I recently was pointed to the NVCA’s Q1 venture capital exit numbers, and the only conclusion that can be drawn is that:
Q1 2009 venture backed exits were horrible
No surprise here, but still, seeing it in a chart hits home how poor Q1 was this year. (These charts were released recently by the National Venture Capital Association.)
Wow. That’s a banana in Q1. Not a single IPO. I think the really important thing here is to realize a few things about IPOs – they are more than just events that make venture investors money. These are funding events for companies that have grown beyond the startup phase. IPO proceeds are used to hire new employees, write the next version of the product, expand facilities and make (hopefully) intelligent acquisitions to round out product lines and gain access to new distribution channels.

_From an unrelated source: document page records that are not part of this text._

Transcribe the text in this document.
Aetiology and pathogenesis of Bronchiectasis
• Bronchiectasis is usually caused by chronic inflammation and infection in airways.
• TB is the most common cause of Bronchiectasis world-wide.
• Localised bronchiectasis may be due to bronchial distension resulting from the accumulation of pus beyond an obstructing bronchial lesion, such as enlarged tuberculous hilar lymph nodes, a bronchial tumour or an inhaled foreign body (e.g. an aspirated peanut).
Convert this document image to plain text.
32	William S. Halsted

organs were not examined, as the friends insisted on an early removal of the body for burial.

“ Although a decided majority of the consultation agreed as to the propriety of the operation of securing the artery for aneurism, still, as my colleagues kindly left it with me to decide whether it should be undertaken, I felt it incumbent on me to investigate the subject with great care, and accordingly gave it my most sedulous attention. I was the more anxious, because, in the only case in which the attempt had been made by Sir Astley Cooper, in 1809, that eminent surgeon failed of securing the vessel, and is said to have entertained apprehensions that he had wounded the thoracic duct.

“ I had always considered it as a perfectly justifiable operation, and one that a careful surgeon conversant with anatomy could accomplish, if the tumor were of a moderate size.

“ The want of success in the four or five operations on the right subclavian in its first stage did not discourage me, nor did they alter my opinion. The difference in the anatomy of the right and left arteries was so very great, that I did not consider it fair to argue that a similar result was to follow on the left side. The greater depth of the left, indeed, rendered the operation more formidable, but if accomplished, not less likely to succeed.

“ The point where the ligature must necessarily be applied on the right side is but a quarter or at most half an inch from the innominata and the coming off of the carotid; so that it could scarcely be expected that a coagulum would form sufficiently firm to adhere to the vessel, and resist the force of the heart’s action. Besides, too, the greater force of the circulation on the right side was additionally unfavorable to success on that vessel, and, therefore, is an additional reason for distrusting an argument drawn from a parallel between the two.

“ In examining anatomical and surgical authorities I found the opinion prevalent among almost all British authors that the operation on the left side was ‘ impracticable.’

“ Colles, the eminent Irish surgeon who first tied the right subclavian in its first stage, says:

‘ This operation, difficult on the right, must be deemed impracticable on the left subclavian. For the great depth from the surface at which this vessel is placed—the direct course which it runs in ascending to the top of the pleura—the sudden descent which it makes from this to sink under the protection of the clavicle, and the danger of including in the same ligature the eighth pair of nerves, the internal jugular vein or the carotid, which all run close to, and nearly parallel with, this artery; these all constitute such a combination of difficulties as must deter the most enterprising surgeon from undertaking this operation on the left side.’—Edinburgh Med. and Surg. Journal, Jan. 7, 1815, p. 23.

The lack of IPOs in Q1 and the poor showing in 2008 will do more than just delay wealth creation: it will slow innovation.
M&A exits were not much better (but at least there were some.)
The real impact of this downturn in M&A can be seen by the average exit value for M&A this quarter. Not only were there fewer exits but their value has plummetted:
The average M&A exit value dropped by more than half. Note that a $50 million exit is not a home run for most VC investments. At that level of exit, if a VC was to make 5x their money on a $5 million investment they would have to own almost half the business! (the math works as follows, assuming a 1x liquidation preference and no other money into the company than the VC gets their $5 preferred return plus will need at least $20 million in common stock returns to get to a 5x, $25 million return – $20 million on a $40ish common stock return is about half the company.) That’s not a very realistic capital structure, at least from what I’ve seen, so I don’t think most VCs were jumping up and down for their average exit value this past quarter.
Early in the post I mentioned that the lack of exits impacts more than just wealth creation. The capital returned from exits is often recycled back into other startups by a variety of means, either by limited partners investing in new venture funds, venture capital funds using some early returns to cope with over-allotment issues in existing funds, and entrepreneurs taking the wealth they have created in seed funding/starting new companies. If this period of poor exits continues for an extended period of time we could see a serious slow-down in financing for new technologies.